They want to make their case that download is a crime however at 20K a song and not 10$ they set them selfs up to be ignored and dismissed by consumers.

413.11.2007 11:44

How did money or a award get into the jury system coment anyway 10% out of $222,000.oo is a enough to buy a nice used car. thats pure bribry if ive seen it

This message has been edited since its posting. Latest edit was made on 13 Nov 2007 @ 11:46

513.11.2007 11:54

These bull crap cases that keep finding their way out to the public seem so staged and fake like honestly who in their right mind would agree that those kinds of cost are worthy to a consumer. Its just simply ridiculous.

613.11.2007 11:59

Originally posted by DXR88:
How did money or a award get into the jury system coment anyway 10% out of $222,000.oo is a enough to buy a nice used car. thats pure bribry if ive seen it
dude...222K is enough to buy acouple nice used houses...

713.11.2007 12:50

Quote:
dude...222K is enough to buy acouple nice used houses...

I'd hate to live in your neighborhood. LOL!

813.11.2007 12:54

Quote:
Quote:
dude...222K is enough to buy acouple nice used houses...
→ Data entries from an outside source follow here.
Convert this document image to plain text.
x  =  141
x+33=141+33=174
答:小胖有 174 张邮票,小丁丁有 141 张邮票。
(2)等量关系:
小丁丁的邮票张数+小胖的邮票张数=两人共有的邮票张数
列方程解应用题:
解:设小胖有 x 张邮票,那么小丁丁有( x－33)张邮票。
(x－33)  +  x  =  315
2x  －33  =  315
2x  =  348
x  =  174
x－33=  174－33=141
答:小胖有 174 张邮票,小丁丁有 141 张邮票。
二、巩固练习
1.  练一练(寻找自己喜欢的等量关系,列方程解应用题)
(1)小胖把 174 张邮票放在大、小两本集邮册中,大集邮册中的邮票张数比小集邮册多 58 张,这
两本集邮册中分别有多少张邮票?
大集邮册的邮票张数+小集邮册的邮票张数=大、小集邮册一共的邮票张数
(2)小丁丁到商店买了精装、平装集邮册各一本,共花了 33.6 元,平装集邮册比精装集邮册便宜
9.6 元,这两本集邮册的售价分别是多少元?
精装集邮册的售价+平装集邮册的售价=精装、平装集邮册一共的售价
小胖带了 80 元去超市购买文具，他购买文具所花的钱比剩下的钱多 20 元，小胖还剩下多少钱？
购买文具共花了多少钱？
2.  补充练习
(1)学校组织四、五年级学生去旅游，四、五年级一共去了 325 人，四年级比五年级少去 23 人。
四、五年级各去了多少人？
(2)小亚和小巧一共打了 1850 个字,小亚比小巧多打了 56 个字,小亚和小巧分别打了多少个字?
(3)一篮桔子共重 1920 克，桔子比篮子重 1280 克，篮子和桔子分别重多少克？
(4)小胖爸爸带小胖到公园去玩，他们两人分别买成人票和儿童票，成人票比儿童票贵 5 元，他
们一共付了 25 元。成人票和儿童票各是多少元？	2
I'd hate to live in your neighborhood. LOL!
200K or 200 thousand USD?

Normal homes in normal neighborhoods go for 60-150K so its not hat bad, still 220 would get ya a nice new home :P

913.11.2007 13:30

Quote:
Quote:
Quote:
dude...222K is enough to buy acouple nice used houses...

I'd hate to live in your neighborhood. LOL!
200K or 200 thousand USD?

Normal homes in normal neighborhoods go for 60-150K so its not hat bad, still 220 would get ya a nice new home :P
Depends on where you live. 220K here in socal will get you a nice shack.

1013.11.2007 14:45

cal is different... northern cal you can buy a crappy house for that..

better than a nice shack though.


but go to kansas and im sure you can buy some nice houses.

1113.11.2007 15:01
goodswipe
Inactive

Everyone, don't forget to buy your "Fee Jamie Thomas" thongs...

1213.11.2007 15:23

Originally posted by goodswipe:
Everyone, don't forget to buy your "Fee Jamie Thomas" thongs...
Only if i can wear it on my head lmao. Joking!

1313.11.2007 15:26
goodswipe
Inactive

Would that be after she's already worn them spydah? lmao

1413.11.2007 15:40

"and statutory damages should be capped at 10 times the actual damages at most."



I can think of some other things she would like "capped"..namely the RIAA suits

1513.11.2007 15:55

Originally posted by windsong:
"and statutory damages should be capped at 10 times the actual damages at most."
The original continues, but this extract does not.